The work ends with a short Postlude depicting the Ascension. In these pages strident dissonance – though not all dissonance – is banished; instead the music is positive in tone. The choir sings St Luke’s description of the moment of the Ascension, their music derived from plainchant. Then the orchestra concludes the work, the choir singing wordlessly. Here the music is luminous, conveying the mystical power of Christ’s Ascension and eventually dying away into nothing.

The first time I heard St Luke Passion it made a powerful impact on me. Now, with the opportunity for more detailed listening this recording has reinforced that initial impression. This is a sincere, eloquent and vividly communicative work. The music in no way condescends to the audience but it speaks very directly to the listener, drawing you into the drama. I’m in no doubt now that this is a very important work.

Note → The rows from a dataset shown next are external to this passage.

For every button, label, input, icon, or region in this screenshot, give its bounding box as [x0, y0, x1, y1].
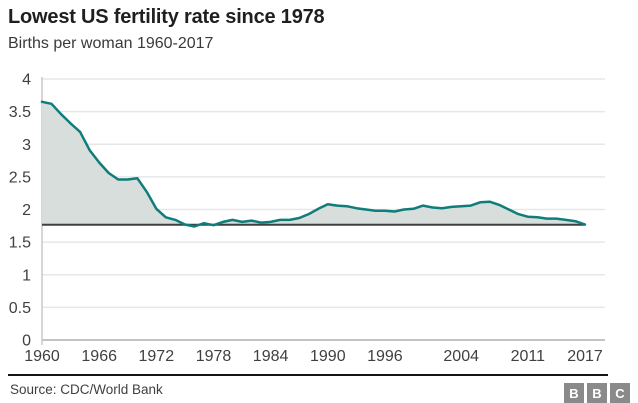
chart-subtitle: Births per woman 1960-2017 [8, 35, 214, 52]
x-tick-label: 2011 [511, 348, 546, 365]
y-tick-label: 1.5 [9, 235, 31, 252]
y-tick-label: 1 [22, 267, 31, 284]
y-tick-label: 2.5 [9, 169, 31, 186]
footer-divider [8, 374, 608, 376]
bbc-logo-block-b1: B [564, 383, 584, 403]
y-tick-label: 4 [22, 72, 31, 89]
y-tick-label: 0 [22, 333, 31, 350]
series-line [40, 100, 587, 228]
y-tick-label: 3.5 [9, 104, 31, 121]
area-fill [42, 101, 585, 227]
x-tick-label: 1984 [253, 348, 289, 365]
y-tick-label: 2 [22, 202, 31, 219]
bbc-logo-block-b2: B [587, 383, 607, 403]
x-tick-label: 1972 [139, 348, 175, 365]
y-tick-label: 3 [22, 137, 31, 154]
y-tick-label: 0.5 [9, 300, 31, 317]
bbc-logo-block-c: C [610, 383, 630, 403]
x-tick-label: 1990 [310, 348, 346, 365]
x-tick-label: 2017 [567, 348, 603, 365]
source-credit: Source: CDC/World Bank [10, 382, 163, 397]
x-tick-label: 1966 [81, 348, 117, 365]
page-title: Lowest US fertility rate since 1978 [8, 6, 325, 28]
x-tick-label: 1978 [196, 348, 232, 365]
x-tick-label: 1996 [367, 348, 403, 365]
bbc-logo: B B C [564, 383, 630, 403]
x-tick-label: 2004 [443, 348, 479, 365]
x-tick-label: 1960 [24, 348, 60, 365]
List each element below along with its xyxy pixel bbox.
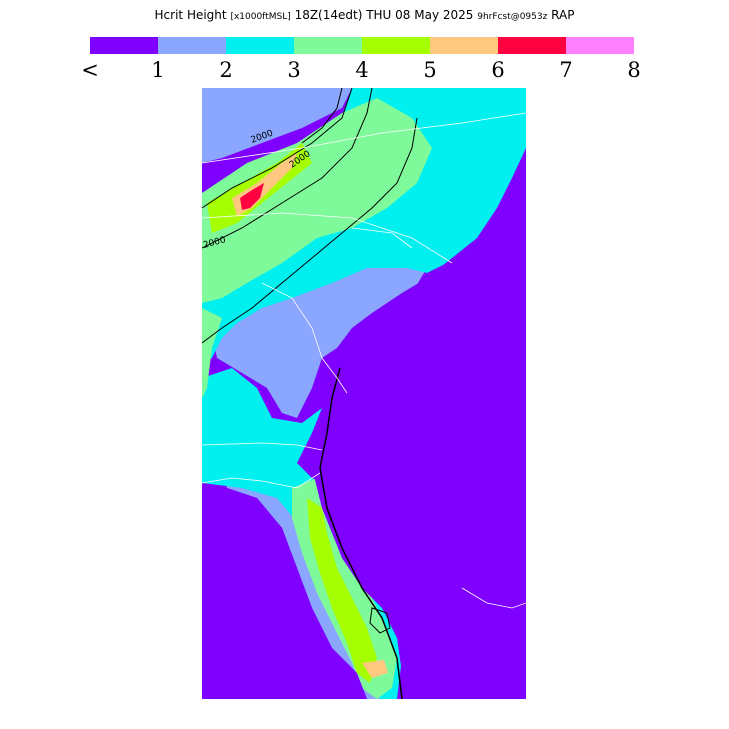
contour-line <box>202 117 418 344</box>
contour-lines <box>202 88 418 699</box>
legend-swatch <box>90 37 158 54</box>
legend-label: 8 <box>627 58 641 82</box>
state-boundaries <box>202 112 526 609</box>
legend-swatch <box>362 37 430 54</box>
boundary-line <box>202 442 323 451</box>
boundary-line <box>202 472 321 489</box>
region-light-green-piedmont <box>202 98 432 303</box>
contour-line <box>369 607 391 634</box>
region-orange-florida <box>362 660 388 678</box>
region-yellow-green-florida <box>307 498 377 683</box>
legend-label: 6 <box>491 58 505 82</box>
region-red-peak <box>240 183 264 210</box>
color-legend <box>90 37 634 54</box>
legend-label: 4 <box>355 58 369 82</box>
legend-label: 2 <box>219 58 233 82</box>
contour-line <box>319 367 403 699</box>
title-fcst: 9hrFcst@0953z <box>477 12 548 22</box>
legend-labels: <1 2 3 4 5 6 7 8 <box>0 58 729 84</box>
title-units: [x1000ftMSL] <box>230 12 291 22</box>
legend-label: < <box>81 58 99 82</box>
legend-swatch <box>158 37 226 54</box>
boundary-line <box>261 282 348 394</box>
legend-swatch <box>226 37 294 54</box>
ocean-atlantic <box>312 148 526 699</box>
title-main: Hcrit Height <box>154 8 227 22</box>
title-time: 18Z(14edt) THU 08 May 2025 <box>294 8 474 22</box>
legend-swatch <box>430 37 498 54</box>
boundary-line <box>202 212 453 264</box>
title-model: RAP <box>551 8 575 22</box>
boundary-line <box>461 587 526 609</box>
map-panel: 2000 2000 2000 <box>202 88 526 699</box>
legend-label: 3 <box>287 58 301 82</box>
contour-line <box>202 88 373 249</box>
legend-swatch <box>498 37 566 54</box>
contour-line <box>202 88 353 209</box>
legend-swatch <box>566 37 634 54</box>
region-light-green-southwest <box>202 308 222 398</box>
boundary-line <box>202 112 526 164</box>
contour-line <box>301 88 343 144</box>
boundary-line <box>351 227 413 249</box>
ocean-gulf <box>202 483 367 699</box>
legend-label: 7 <box>559 58 573 82</box>
legend-label: 5 <box>423 58 437 82</box>
map-svg: 2000 2000 2000 <box>202 88 526 699</box>
legend-swatch <box>294 37 362 54</box>
legend-label: 1 <box>151 58 165 82</box>
region-cyan-main <box>202 88 526 363</box>
chart-title: Hcrit Height [x1000ftMSL] 18Z(14edt) THU… <box>0 8 729 22</box>
region-light-blue-northwest <box>202 88 352 163</box>
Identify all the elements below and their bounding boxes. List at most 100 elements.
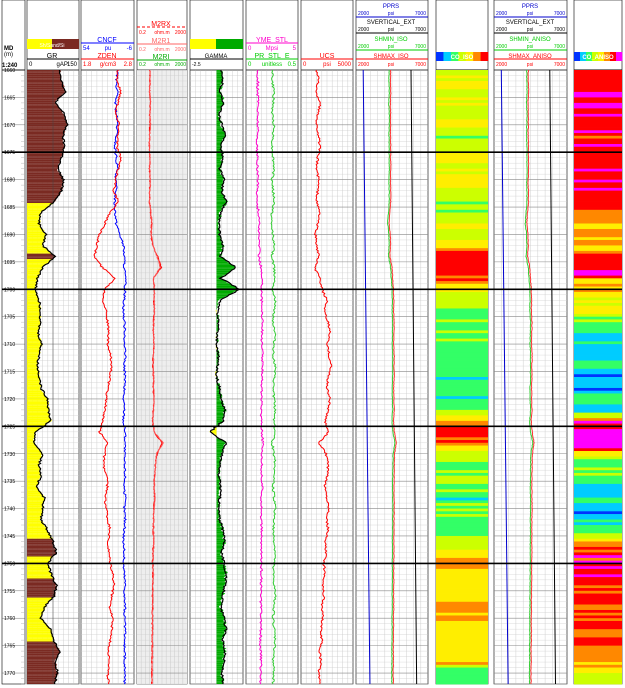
co_iso-band-29-1: [436, 390, 488, 394]
gr-shale-fill-69: [27, 164, 59, 166]
gr-sand-fill-406: [27, 626, 50, 628]
gr-sand-fill-278: [27, 451, 42, 453]
gr-shale-fill-95: [27, 200, 57, 202]
gr-shale-fill-347: [27, 545, 56, 547]
curve-fills: [27, 70, 240, 684]
co_iso-band-20-2: [436, 294, 488, 298]
co_aniso-band-32-3: [574, 429, 622, 433]
gr-sand-fill-242: [27, 401, 50, 404]
gr-sand-fill-168: [27, 300, 39, 302]
co_iso-band-29-0: [436, 387, 488, 392]
gamma-fill-155: [216, 282, 231, 284]
co_aniso-band-2-0: [574, 91, 622, 96]
gr-shale-fill-9: [27, 82, 63, 84]
gr-sand-fill-313: [27, 498, 46, 501]
gamma-fill-191: [215, 331, 218, 334]
gamma-fill-415: [216, 638, 224, 641]
co_iso-band-31-2: [436, 415, 488, 419]
co_iso-band-13-3: [436, 220, 488, 224]
gr-sand-fill-357: [27, 559, 51, 561]
gamma-fill-150: [216, 275, 224, 277]
gr-sand-fill-306: [27, 489, 39, 491]
co_iso-band-50-3: [436, 626, 488, 630]
co_aniso-legend-swatch-1: [580, 52, 587, 61]
co_iso-band-3-1: [436, 105, 488, 109]
gr-sand-fill-198: [27, 341, 42, 343]
co_iso-band-53-2: [436, 656, 488, 660]
gr-shale-fill-62: [27, 154, 64, 157]
gr-sand-fill-127: [27, 244, 44, 246]
curve-zden-track2: [93, 69, 122, 685]
co_aniso-band-22-0: [574, 311, 622, 315]
co_iso-band-13-1: [436, 215, 488, 219]
gamma-fill-401: [216, 619, 225, 621]
gamma-fill-417: [216, 641, 225, 643]
co_iso-band-0-0: [436, 70, 488, 74]
gr-shale-fill-56: [27, 146, 66, 149]
gamma-fill-362: [216, 566, 227, 568]
gamma-fill-161: [216, 290, 239, 293]
gamma-fill-349: [216, 548, 223, 550]
co_iso-band-34-0: [436, 442, 488, 446]
gr-shale-fill-354: [27, 555, 55, 557]
gr-sand-fill-138: [27, 259, 52, 261]
co_iso-band-36-3: [436, 472, 488, 477]
co_iso-band-51-3: [436, 637, 488, 641]
gr-sand-fill-221: [27, 372, 40, 375]
depth-label-1745: 1745: [4, 534, 15, 540]
gamma-fill-378: [216, 588, 224, 590]
co_iso-band-5-3: [436, 133, 488, 137]
co_aniso-band-3-0: [574, 102, 622, 107]
gr-sand-fill-317: [27, 504, 44, 506]
co_iso-band-54-1: [436, 664, 488, 668]
gr-shale-fill-96: [27, 201, 55, 203]
co_iso-band-14-0: [436, 223, 488, 227]
co_aniso-band-4-2: [574, 119, 622, 123]
gamma-fill-102: [216, 209, 223, 212]
gr-sand-fill-409: [27, 630, 53, 632]
track6-curve: UCS: [320, 53, 335, 60]
co_aniso-band-16-0: [574, 245, 622, 249]
co_aniso-band-38-3: [574, 494, 622, 499]
gamma-fill-148: [216, 272, 228, 275]
gamma-fill-370: [216, 577, 225, 579]
gamma-fill-22: [216, 100, 223, 102]
co_aniso-band-41-0: [574, 519, 622, 523]
gr-sand-fill-240: [27, 398, 49, 401]
track3-a-max: 2000: [175, 30, 186, 36]
co_iso-legend-swatch-4: [465, 52, 474, 61]
gamma-fill-30: [216, 111, 220, 113]
co_iso-band-38-2: [436, 492, 488, 496]
gamma-fill-15: [216, 90, 221, 92]
gr-sand-fill-295: [27, 474, 42, 476]
co_aniso-band-28-0: [574, 377, 622, 381]
gamma-fill-372: [216, 579, 228, 582]
gr-sand-fill-358: [27, 560, 50, 563]
co_aniso-band-15-1: [574, 237, 622, 241]
gr-sand-fill-104: [27, 212, 41, 214]
gamma-fill-428: [216, 656, 225, 658]
gamma-fill-256: [216, 420, 224, 423]
gamma-fill-63: [216, 156, 224, 158]
gamma-fill-346: [216, 544, 225, 546]
gr-sand-fill-291: [27, 468, 41, 471]
gr-sand-fill-112: [27, 223, 41, 225]
co_aniso-band-22-1: [574, 313, 622, 318]
gr-sand-fill-152: [27, 278, 39, 280]
gr-sand-fill-120: [27, 234, 46, 236]
gr-sand-fill-321: [27, 509, 42, 512]
co_iso-band-52-1: [436, 642, 488, 647]
gr-shale-fill-422: [27, 648, 60, 650]
gamma-fill-261: [214, 427, 217, 430]
co_aniso-band-26-3: [574, 363, 622, 367]
gamma-fill-320: [216, 508, 219, 510]
gr-sand-fill-311: [27, 496, 45, 498]
track2-b-units: g/cm3: [100, 62, 117, 68]
track1-units: gAPI: [56, 62, 69, 68]
gr-sand-fill-289: [27, 466, 40, 468]
gamma-fill-281: [216, 455, 222, 457]
curve-pprs-track7: [362, 69, 371, 685]
co_aniso-band-49-0: [574, 607, 622, 611]
gr-sand-fill-340: [27, 535, 52, 538]
co_aniso-band-0-0: [574, 70, 622, 74]
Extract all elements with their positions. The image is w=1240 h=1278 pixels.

The present performance makes the best possible case for the piece. The singing of both the adult and children’s choirs is magnificent while the orchestral music – and the vital organ part – is thrillingly performed. Markus Stenz draws a committed and energised performance from his forces.

The SACD sound is superb. The loud passages have huge impact but the delicate episodes register equally well and the listener can discern an abundance of detail. There’s a good booklet note by Michel Khalifa. Unfortunately there’s one vital omission: the text is not printed. This is a very serious gap in the documentation because it’s essential to be able to follow what’s going on. I was fortunate in that I could follow the words from the concert programme I had kept after the Birmingham concert but even so I didn’t always find it easy to make out the words that the choirs were singing.

However, don’t let the lack of texts put you off. This is an important, gripping score and it’s been superbly performed and recorded here. This disc is a ‘must’ for all admirers of James MacMillan’s music and further evidence of the effective way that Challenge Classics has championed his music in the last few years. Dare we now hope that they will give us recordings of two other recent choral works: the Gloria (review) or the very recent Seven Angels (review)? Both are terrific works, worthy of the wider audience that only recordings can achieve.